By Felipe Bakr, Senior Transactional Legal Resource, Ensign Services, Midvale, UT
Yesterday, I had an experience that changed the way I look at our facilities and my role as one of its Service Center employees. My wife’s friend invited her to an activity at a nursing home; she accepted and asked if her husband and kids could also go. After her friend said my wife’s family was welcome, she promptly accepted and said we were all attending the activity. Days after, my wife told me where we would be going the following Monday. And guess what? It was at Provo Rehabilitation & Nursing. Before becoming a Service Center employee, I have been at that facility twice to help with church services. But at this time, I had a completely different experience.
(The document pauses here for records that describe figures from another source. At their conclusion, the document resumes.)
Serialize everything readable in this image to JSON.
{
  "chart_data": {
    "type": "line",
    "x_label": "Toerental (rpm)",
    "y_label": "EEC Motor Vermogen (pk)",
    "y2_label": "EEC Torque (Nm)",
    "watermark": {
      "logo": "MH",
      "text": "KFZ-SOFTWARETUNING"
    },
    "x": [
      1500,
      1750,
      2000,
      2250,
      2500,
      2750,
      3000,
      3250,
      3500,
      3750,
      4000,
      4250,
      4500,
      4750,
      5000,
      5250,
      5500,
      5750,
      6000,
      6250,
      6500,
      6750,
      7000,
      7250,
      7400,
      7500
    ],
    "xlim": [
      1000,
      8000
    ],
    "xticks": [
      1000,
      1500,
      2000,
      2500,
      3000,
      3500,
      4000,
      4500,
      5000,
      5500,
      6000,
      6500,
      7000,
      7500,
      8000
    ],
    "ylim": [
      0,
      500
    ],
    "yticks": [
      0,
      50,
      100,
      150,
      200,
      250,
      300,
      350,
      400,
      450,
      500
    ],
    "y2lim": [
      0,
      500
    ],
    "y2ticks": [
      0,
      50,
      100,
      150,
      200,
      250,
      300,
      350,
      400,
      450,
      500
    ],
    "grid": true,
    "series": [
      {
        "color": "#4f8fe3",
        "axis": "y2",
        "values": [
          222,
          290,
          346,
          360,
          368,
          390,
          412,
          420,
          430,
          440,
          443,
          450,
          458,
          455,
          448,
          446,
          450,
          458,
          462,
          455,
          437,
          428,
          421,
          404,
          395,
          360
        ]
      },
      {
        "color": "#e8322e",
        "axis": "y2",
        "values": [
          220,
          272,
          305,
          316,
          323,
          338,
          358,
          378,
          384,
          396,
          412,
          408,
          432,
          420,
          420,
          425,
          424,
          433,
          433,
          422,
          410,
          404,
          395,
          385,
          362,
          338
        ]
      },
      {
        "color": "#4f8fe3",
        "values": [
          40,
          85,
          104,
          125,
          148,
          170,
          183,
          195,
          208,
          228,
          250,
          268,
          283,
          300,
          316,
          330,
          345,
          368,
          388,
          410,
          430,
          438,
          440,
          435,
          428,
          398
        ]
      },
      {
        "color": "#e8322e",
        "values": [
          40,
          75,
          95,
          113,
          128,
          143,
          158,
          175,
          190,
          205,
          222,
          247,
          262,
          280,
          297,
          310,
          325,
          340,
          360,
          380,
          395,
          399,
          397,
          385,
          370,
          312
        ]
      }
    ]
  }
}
After a message, prayers, and songs, they allowed me to introduce myself – but no one, except my wife, knew about my job, and I didn’t disclose it.

Then, I had the opportunity to talk to some of the residents – and at that very moment, everything changed. I learned their names, stories, struggles, experiences living in the facility, and valuable life lessons.

Let me share one of them: Steven. He’s originally from Olympia, WA. He has six children and twenty-three grandchildren all over the country. He is a mechatronics engineer and loves research. He has been living in the facility since the autumn of 2019 due to Parkinson’s disease. Because of his health issues, he even lost his voice entirely one year and a half ago – living at the facility already – but after a procedure where they put some cartilage on his vocal cords, he can talk again. He also did three other procedures to improve and adjust his voice. He also said how much speech, physical, and occupational therapy and his life at the facility have been helping him to improve his voice and health. He cried happily and thanked God and the facility’s employees for his life improvement – he called it several times a “miracle.” Then, I disclosed I was a legal resource with Ensign Services, and he grabbed my hand, crying, and thanked me for doing my job.

All I do with contracts and licensing got a new sense to me. It’s about people. I was grateful for his life, and my heart was full of gratitude for being part of the work that we do – in other words, the “miracle.” As he said, I thank each of you for doing your job and building together the “miracle” in the life of many people around the country. In fact, we are “through moments of truth, [dignifying] post-acute care in the eyes of the world.”